The Brancatelli File



January 1, 1995 -- Is it possible to cut your business-travel expenditures by 40 percent without accepting a commensurate reduction in comfort, quality and service? Maybe, if you make your hotel reservations through a discount room broker known as a "hotel consolidator."

On the average night in America, about four out of every ten hotel rooms are empty and generate no revenue. Naturally, a hotel manager is often glad to sell his excess inventory at heavily discounted prices rather than let the rooms remain empty. And as the name implies, hotel consolidators act as centralized clearing houses for many of those unsold rooms.

But since consolidators essentially deal in surplus inventory, business travelers must often be prepared to compromise. For example, only two consolidators--Quikbook (800-789-9887) and The Hotel Reservations Network (800-964-6835)--offer anything like a nationwide network of discounts. Most others offer discounts only in one city: there is Hot Rooms (800-468-3500) in Chicago; Capitol Reservations (800-847-4832) in and around Washington; Meegan Hotel Reservations Services (800-332-3026) in Boston; and San Francisco Reservations (800-677-1550) for rooms here in the Bay Area. Express Reservations (800-356-1123) offers discounts on hotel rooms in New York and Los Angeles.

But geographically challenged as they may be, consolidators will save you money. A case in point: rooms at Sheraton New York, a popular, recently renovated business hotel in midtown Manhattan.

A recent advertisement in The Wall Street Journal promised accommodations at the Sheraton New York for as low as $179 per night.

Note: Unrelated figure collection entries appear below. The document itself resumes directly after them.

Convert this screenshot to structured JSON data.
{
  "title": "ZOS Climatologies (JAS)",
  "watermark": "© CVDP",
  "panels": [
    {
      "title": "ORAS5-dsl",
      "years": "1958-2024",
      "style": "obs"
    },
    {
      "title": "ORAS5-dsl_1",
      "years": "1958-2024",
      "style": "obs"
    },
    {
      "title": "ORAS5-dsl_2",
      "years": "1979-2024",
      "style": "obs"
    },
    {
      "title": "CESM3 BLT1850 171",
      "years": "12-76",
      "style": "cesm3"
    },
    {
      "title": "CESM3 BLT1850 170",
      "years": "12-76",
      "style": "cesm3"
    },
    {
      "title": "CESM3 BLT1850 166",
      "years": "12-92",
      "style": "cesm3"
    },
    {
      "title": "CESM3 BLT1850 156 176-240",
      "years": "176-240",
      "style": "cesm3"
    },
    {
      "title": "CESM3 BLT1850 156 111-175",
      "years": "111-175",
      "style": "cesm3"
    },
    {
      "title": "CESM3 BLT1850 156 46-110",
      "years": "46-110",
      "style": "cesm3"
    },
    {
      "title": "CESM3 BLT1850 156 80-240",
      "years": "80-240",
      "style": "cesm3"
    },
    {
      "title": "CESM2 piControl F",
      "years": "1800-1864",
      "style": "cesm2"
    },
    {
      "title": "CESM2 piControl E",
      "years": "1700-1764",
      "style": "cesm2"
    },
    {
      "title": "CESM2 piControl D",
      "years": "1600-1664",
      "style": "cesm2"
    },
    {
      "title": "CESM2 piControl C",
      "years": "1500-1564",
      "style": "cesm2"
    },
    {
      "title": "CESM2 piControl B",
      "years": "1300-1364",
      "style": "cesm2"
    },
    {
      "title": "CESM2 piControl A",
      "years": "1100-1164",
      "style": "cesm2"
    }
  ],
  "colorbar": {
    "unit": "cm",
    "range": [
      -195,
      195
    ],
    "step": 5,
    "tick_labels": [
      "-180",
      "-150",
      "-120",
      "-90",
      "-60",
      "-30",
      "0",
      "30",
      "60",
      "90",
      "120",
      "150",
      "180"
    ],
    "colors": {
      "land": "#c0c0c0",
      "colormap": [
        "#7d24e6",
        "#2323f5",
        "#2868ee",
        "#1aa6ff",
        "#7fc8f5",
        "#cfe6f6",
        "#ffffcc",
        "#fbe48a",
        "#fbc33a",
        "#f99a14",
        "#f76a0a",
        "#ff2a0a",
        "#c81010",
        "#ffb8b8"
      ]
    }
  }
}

The rate was "based on availability," however, and we weren't one of the lucky ones when we attempted to book for the nights of December 12 and 13. The lowest price offered by the Sheraton chain's national reservation service (800-325-3535) was $209 per night. When we called directly to the Sheraton New York's reservation desk (212-581-1000), the clerk couldn't find a nightly rate lower than $239!

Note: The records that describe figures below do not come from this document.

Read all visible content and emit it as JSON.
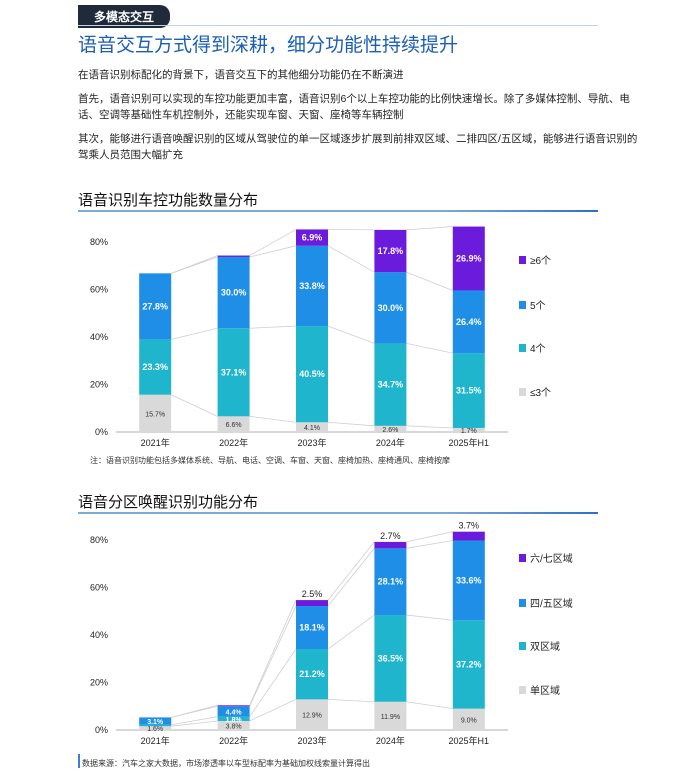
{
  "header": {
    "tag": "多模态交互",
    "headline": "语音交互方式得到深耕，细分功能性持续提升"
  },
  "paragraphs": [
    "在语音识别标配化的背景下，语音交互下的其他细分功能仍在不断演进",
    "首先，语音识别可以实现的车控功能更加丰富，语音识别6个以上车控功能的比例快速增长。除了多媒体控制、导航、电话、空调等基础性车机控制外，还能实现车窗、天窗、座椅等车辆控制",
    "其次，能够进行语音唤醒识别的区域从驾驶位的单一区域逐步扩展到前排双区域、二排四区/五区域，能够进行语音识别的驾乘人员范围大幅扩充"
  ],
  "colors": {
    "s_dark": "#6a1bdc",
    "s_blue": "#1e8ee6",
    "s_teal": "#1fb5cc",
    "s_gray": "#d9d9d9",
    "connector": "#cfcfcf"
  },
  "chart_data": [
    {
      "type": "bar",
      "title": "语音识别车控功能数量分布",
      "categories": [
        "2021年",
        "2022年",
        "2023年",
        "2024年",
        "2025年H1"
      ],
      "ylim": [
        0,
        80
      ],
      "yticks": [
        "0%",
        "20%",
        "40%",
        "60%",
        "80%"
      ],
      "stacked": true,
      "series": [
        {
          "name": "≤3个",
          "values": [
            15.7,
            6.6,
            4.1,
            2.6,
            1.7
          ],
          "labels": [
            "15.7%",
            "6.6%",
            "4.1%",
            "2.6%",
            "1.7%"
          ]
        },
        {
          "name": "4个",
          "values": [
            23.3,
            37.1,
            40.5,
            34.7,
            31.5
          ],
          "labels": [
            "23.3%",
            "37.1%",
            "40.5%",
            "34.7%",
            "31.5%"
          ]
        },
        {
          "name": "5个",
          "values": [
            27.8,
            30.0,
            33.8,
            30.0,
            26.4
          ],
          "labels": [
            "27.8%",
            "30.0%",
            "33.8%",
            "30.0%",
            "26.4%"
          ]
        },
        {
          "name": "≥6个",
          "values": [
            0,
            0.6,
            6.9,
            17.8,
            26.9
          ],
          "labels": [
            "",
            "",
            "6.9%",
            "17.8%",
            "26.9%"
          ]
        }
      ],
      "legend": "right",
      "note": "注：语音识别功能包括多媒体系统、导航、电话、空调、车窗、天窗、座椅加热、座椅通风、座椅按摩"
    },
    {
      "type": "bar",
      "title": "语音分区唤醒识别功能分布",
      "categories": [
        "2021年",
        "2022年",
        "2023年",
        "2024年",
        "2025年H1"
      ],
      "ylim": [
        0,
        80
      ],
      "yticks": [
        "0%",
        "20%",
        "40%",
        "60%",
        "80%"
      ],
      "stacked": true,
      "series": [
        {
          "name": "单区域",
          "values": [
            1.6,
            3.8,
            12.9,
            11.9,
            9.0
          ],
          "labels": [
            "1.6%",
            "3.8%",
            "12.9%",
            "11.9%",
            "9.0%"
          ]
        },
        {
          "name": "双区域",
          "values": [
            0.6,
            1.8,
            21.2,
            36.5,
            37.2
          ],
          "labels": [
            "",
            "1.8%",
            "21.2%",
            "36.5%",
            "37.2%"
          ]
        },
        {
          "name": "四/五区域",
          "values": [
            3.1,
            4.4,
            18.1,
            28.1,
            33.6
          ],
          "labels": [
            "3.1%",
            "4.4%",
            "18.1%",
            "28.1%",
            "33.6%"
          ]
        },
        {
          "name": "六/七区域",
          "values": [
            0,
            0.4,
            2.5,
            2.7,
            3.7
          ],
          "labels": [
            "",
            "",
            "2.5%",
            "2.7%",
            "3.7%"
          ]
        }
      ],
      "legend": "right"
    }
  ],
  "source": "数据来源：汽车之家大数据，市场渗透率以车型标配率为基础加权线索量计算得出"
}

We were much luckier when we called the Hotel Reservation Network. For the night of December 12, for instance, HRN offered a room at the Sheraton New York for $195; the rate dropped to $155 for the night of December 13. But we hit the savings jackpot with Quikbook: they confirmed rooms at the Sheraton New York on December 12 and 13 for just $135 a night!

Our experience with reservations for the Sheraton New York was not unique; more than a dozen tests this year confirm that consolidators, especially Quikbook, consistently offered the lowest prices for hotels in major business cities. But one word of caution: consolidators have different policies concerning payments and cancellations. Make sure you ask about these policies, and are comfortable with them, before doing business with any consolidator.

Companies continue to trim the perks for their business travelers, according to a new survey conducted by American Express. The number of travelers allowed to fly in business class on international flights has declined to 31 percent, down from 34 percent in 1992. ... The Ritz-Carlton San Francisco on Nob Hill (296-7465) has placed irons and ironing boards in all 336 guest rooms. ... Hertz and Avis are squabbling in federal court over the Avis "Return Valet" service. Avis says the service involves employees individually escorting renters to their airport terminal rather than busing them en masse from the car-return lot. Hertz claims "that service is largely a fiction" and is not permitted at most major airports.